If they were really confident in the arguments they were making, what they should have done is help us, all the while saying “We know your system will ultimately fail, and we don’t want you to use us as an excuse when that failure comes, so we’re going to graciously help you rather than oppose you in order to take that possible excuse away from you.”


That’s not what they did. Instead, they did not behave the way one would expect them to behave if they really believed their arguments were correct.


But of course, the American system and the first world didn’t collapse, the Soviets and the second world collapsed, and we now have precisely the same thing in the opposite direction. The Soviets and the second world did in fact collapse, and in dramatic fashion, but we in the first world are not in a position to claim ideological victory because of our behavior during the Cold War.


We cannot say the Soviet system collapsed under its own weight because we did everything possible to add to that weight, and so now no one can ever be certain if the Soviet bloc would have collapsed without global opposition from those of us in the first world. Just like the Soviets, we did not behave like people who were confident in our own arguments. Although we argued that the Soviet system would fail on its own, we did not behave like we believed that to be the case.


The Cold War Could Only Result in Failure

The Cold War was not a war, but rather it was an ideological conflict. There was no declaration of war, and thus no treaty of surrender, which is why it was called a “cold” war.


The behavior of both sides ensured that ideological victory was not possible. Further, I think the only possible result was defeat for humanity regardless of the outcome.
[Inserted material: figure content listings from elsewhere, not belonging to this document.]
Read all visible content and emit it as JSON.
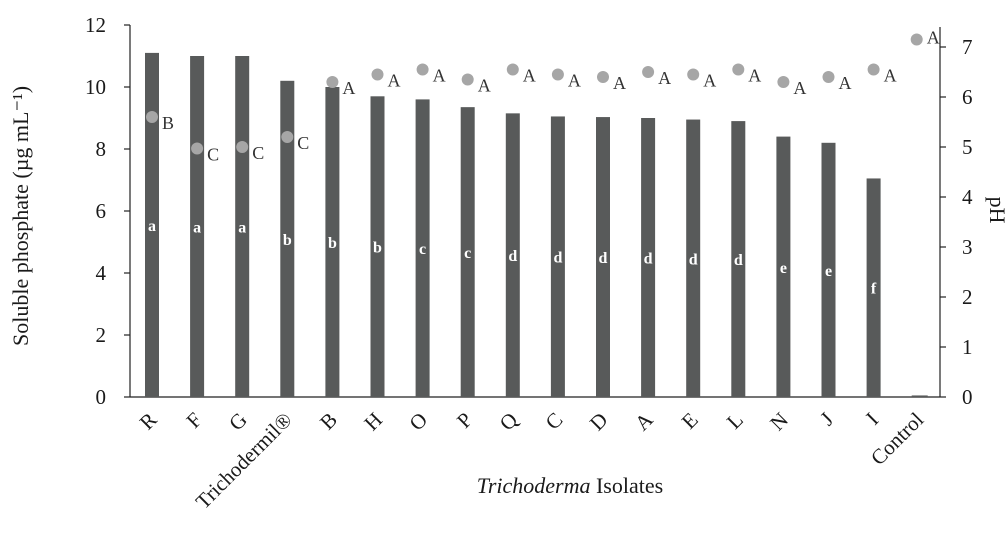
{
  "chart_data": {
    "type": "bar",
    "categories": [
      "R",
      "F",
      "G",
      "Trichodermil®",
      "B",
      "H",
      "O",
      "P",
      "Q",
      "C",
      "D",
      "A",
      "E",
      "L",
      "N",
      "J",
      "I",
      "Control"
    ],
    "series": [
      {
        "axis": "left",
        "kind": "bar",
        "values": [
          11.1,
          11.0,
          11.0,
          10.2,
          10.0,
          9.7,
          9.6,
          9.35,
          9.15,
          9.05,
          9.03,
          9.0,
          8.95,
          8.9,
          8.4,
          8.2,
          7.05,
          0.05
        ],
        "labels": [
          "a",
          "a",
          "a",
          "b",
          "b",
          "b",
          "c",
          "c",
          "d",
          "d",
          "d",
          "d",
          "d",
          "d",
          "e",
          "e",
          "f",
          ""
        ]
      },
      {
        "axis": "right",
        "kind": "point",
        "values": [
          5.6,
          4.97,
          5.0,
          5.2,
          6.3,
          6.45,
          6.55,
          6.35,
          6.55,
          6.45,
          6.4,
          6.5,
          6.45,
          6.55,
          6.3,
          6.4,
          6.55,
          7.15
        ],
        "labels": [
          "B",
          "C",
          "C",
          "C",
          "A",
          "A",
          "A",
          "A",
          "A",
          "A",
          "A",
          "A",
          "A",
          "A",
          "A",
          "A",
          "A",
          "A"
        ]
      }
    ],
    "ylabel": "Soluble phosphate (µg mL⁻¹)",
    "y2label": "pH",
    "xlabel_italic": "Trichoderma",
    "xlabel_rest": " Isolates",
    "ylim": [
      0,
      12
    ],
    "y2lim": [
      0,
      7.4
    ],
    "yticks": [
      0,
      2,
      4,
      6,
      8,
      10,
      12
    ],
    "y2ticks": [
      0,
      1,
      2,
      3,
      4,
      5,
      6,
      7
    ],
    "grid": false,
    "colors": {
      "bar": "#585a5a",
      "point": "#a6a6a6",
      "bar_text": "#ffffff",
      "axis": "#222222"
    }
  }
}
The Soviets abused their own people (Gulag system, kangaroo courts, suppression of free speech, etc) and abused the environment (both liberals and conservatives in the first world keep forgetting that). What people forget is that this was how they behaved while they were putting their best face forward due to the ideological conflict of the Cold War.


They knew that they had to be on their best behavior because their task during the Cold War was to convince whole nations to choose to side with them instead of siding with the first world. If the Soviets won the Cold War, then they would no longer have had a motive to moderate their behavior, and all the abuses they committed during the Cold War would have become worse once the first world collapsed.
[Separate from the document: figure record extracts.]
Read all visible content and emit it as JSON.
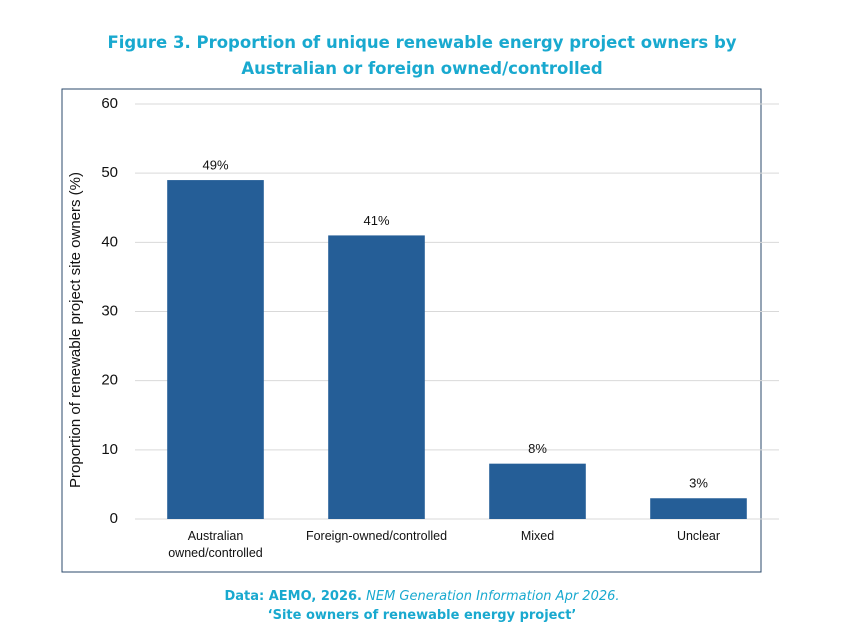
{
  "chart_data": {
    "type": "bar",
    "title": "Figure 3. Proportion of unique renewable energy project owners by Australian or foreign owned/controlled",
    "y_label": "Proportion of renewable project site owners (%)",
    "categories": [
      "Australian\nowned/controlled",
      "Foreign-owned/controlled",
      "Mixed",
      "Unclear"
    ],
    "values": [
      49,
      41,
      8,
      3
    ],
    "value_labels": [
      "49%",
      "41%",
      "8%",
      "3%"
    ],
    "color": "#255e97",
    "ylim": [
      0,
      60
    ],
    "yticks": [
      0,
      10,
      20,
      30,
      40,
      50,
      60
    ],
    "grid": true,
    "source": {
      "label": "Data: AEMO, 2026.",
      "title": "NEM Generation Information Apr 2026.",
      "subtitle": "‘Site owners of renewable energy project’"
    }
  }
}
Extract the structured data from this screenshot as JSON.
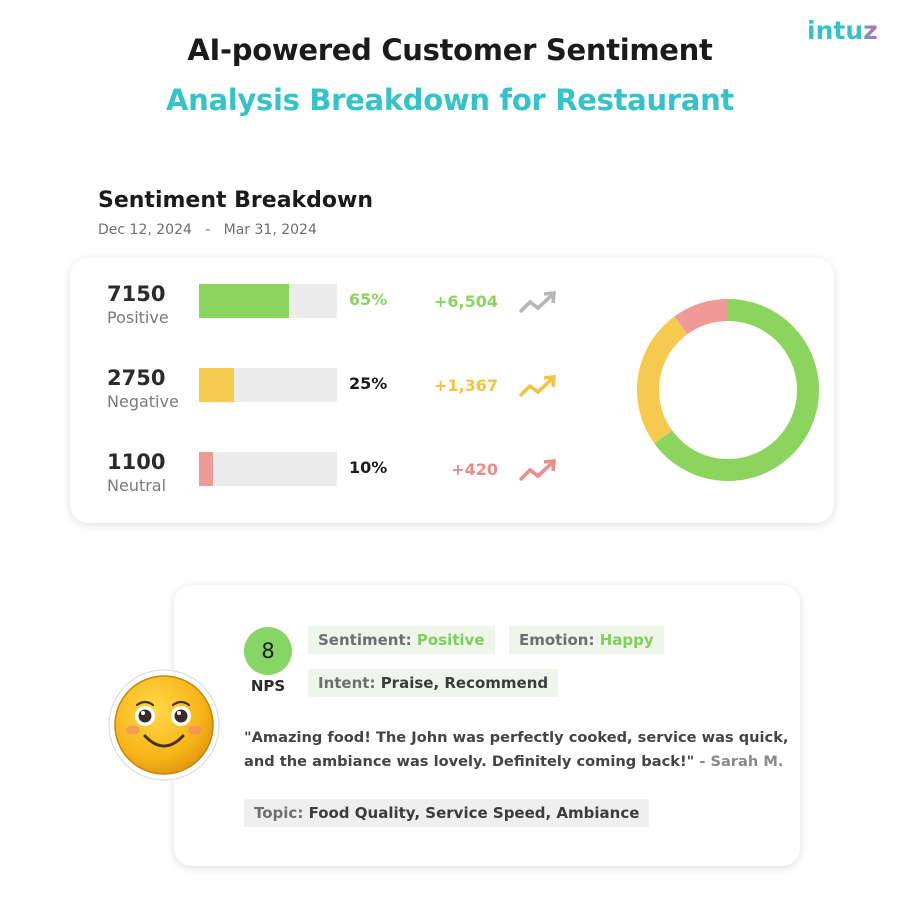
{
  "brand": {
    "logo_text": "intuz",
    "accent": "#34c3c8",
    "accent2": "#e0559a"
  },
  "header": {
    "title_line1": "AI-powered Customer Sentiment",
    "title_line2": "Analysis Breakdown for Restaurant"
  },
  "section": {
    "title": "Sentiment Breakdown",
    "date_range": "Dec 12, 2024   -   Mar 31, 2024"
  },
  "breakdown": [
    {
      "count": "7150",
      "label": "Positive",
      "percent": "65%",
      "share": 0.65,
      "delta": "+6,504",
      "color": "#8bd45e",
      "pct_color": "#8bd45e",
      "trend_color": "#b7b7b7",
      "trend_icon": "trending-up-icon"
    },
    {
      "count": "2750",
      "label": "Negative",
      "percent": "25%",
      "share": 0.25,
      "delta": "+1,367",
      "color": "#f6c94f",
      "pct_color": "#1b1b1b",
      "trend_color": "#f3c342",
      "trend_icon": "trending-up-icon"
    },
    {
      "count": "1100",
      "label": "Neutral",
      "percent": "10%",
      "share": 0.1,
      "delta": "+420",
      "color": "#ef9a96",
      "pct_color": "#1b1b1b",
      "trend_color": "#ee8e8c",
      "trend_icon": "trending-up-icon"
    }
  ],
  "donut": {
    "segments": [
      {
        "name": "Positive",
        "value": 65,
        "color": "#8bd45e"
      },
      {
        "name": "Negative",
        "value": 25,
        "color": "#f6c94f"
      },
      {
        "name": "Neutral",
        "value": 10,
        "color": "#ef9a96"
      }
    ]
  },
  "review": {
    "nps_score": "8",
    "nps_label": "NPS",
    "sentiment_key": "Sentiment:",
    "sentiment_value": "Positive",
    "emotion_key": "Emotion:",
    "emotion_value": "Happy",
    "intent_key": "Intent:",
    "intent_value": "Praise, Recommend",
    "quote_text": "\"Amazing food! The John was perfectly cooked, service was quick, and the ambiance was lovely. Definitely coming back!\"",
    "quote_author": "- Sarah M.",
    "topic_key": "Topic:",
    "topic_value": "Food Quality, Service Speed, Ambiance",
    "avatar_icon": "smiley-face-icon"
  }
}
It was the second world that collapsed, and similarly, the capitalists who control our governments were no longer forced to be on their best behavior. They could go right back to abusing workers in all the ways Marx predicted because communism was no longer seen as a viable option by the public. The growing income gap, life getting worse and worse for workers started under Reagan, but if the Cold War never ended, rich people and large corporations may have stepped in to make sure life was less bad for the average working man if communism was lurking over their shoulder ready to offer a new way to arrange society at any moment.


Without the inconvenience of an opposing ideology, there are no brakes on the train. Here in America, we have a growing number of homeless people with full-time jobs. Health care is becoming more and more expensive for more people, such that diabetics are starting to die because they are diluting their own medications due to cost. If the Soviets were still around offering a (however flawed) alternative to the capitalism-liberal democracy preferred by America, then I have no doubt that the powers that be would have moved heaven and Earth to make life less bad for the working person.


No matter who won the Cold War, the side that won would inevitably make more egregious abuses of the masses. Thus, I think that no matter how the Cold War turned out, neither ideology would be the clear victor, and no matter what, humanity was doomed to be the loser.